Background/Purpose: Many factors appear to be related to physical activity after stroke, yet it is unclear how these factors interact and which ones might be the best predictors. Therefore, the purpose of this study was twofold: (1) to examine the relationship between walking capacity and walking activity, and (2) to investigate how biopsychosocial factors and self-efficacy relate to walking activity, above and beyond walking capacity impairment poststroke.
Methods: Individuals greater than 3 months poststroke (n = 55) completed the Yesavage Geriatric Depression Scale (GDS), Fatigue Severity Scale (FSS), Modified Cumulative Illness Rating (MCIR) Scale, Walk 12, Activities-Specific Balance Confidence (ABC) Scale, Functional Gait Assessment (FGA), and oxygen consumption testing. Walking activity data were collected via a StepWatch Activity Monitor. Predictors were grouped into 3 constructs: (1) walking capacity: oxygen consumption and FGA; (2) biopsychosocial: GDS, FSS, and MCIR; (3) self-efficacy: Walk 12 and ABC. Moderated sequential regression models were used to examine what factors best predicted walking activity.
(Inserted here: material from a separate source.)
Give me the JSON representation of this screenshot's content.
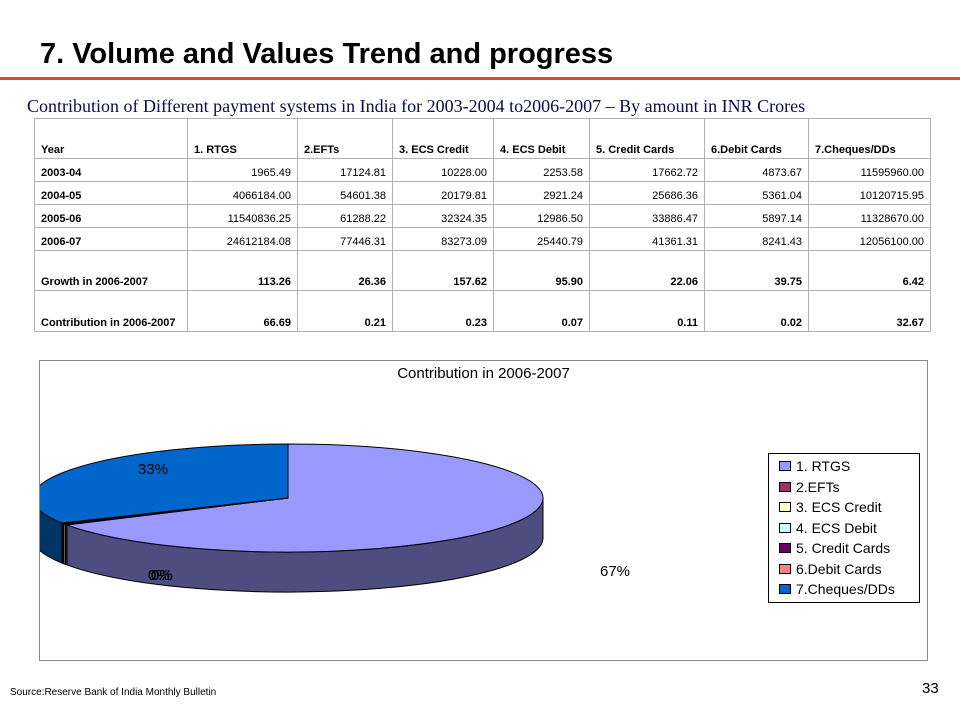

Results: Walking capacity explained 35.9% (P < 0.001) of the variance in walking activity. Self-efficacy (ΔR2 = 0.15, P < 0.001) and the interaction between the FGA×ABC (ΔR2 = 0.047, P < 0.001) significantly increased the variability explained. The FGA (β = 0.37, P = 0.01), MCIR (β = -0.26, P = 0.01), and Walk 12 (β = −0.45, P = 0.00) were each individually significantly associated with walking activity.
Discussion and Conclusion: Although measures of walking capacity and self-efficacy significantly contributed to “real-world” walking activity, balance self-efficacy moderated the relationship between walking capacity and walking activity. Improving balance self-efficacy may augment walking capacity and translate to improved walking activity poststroke.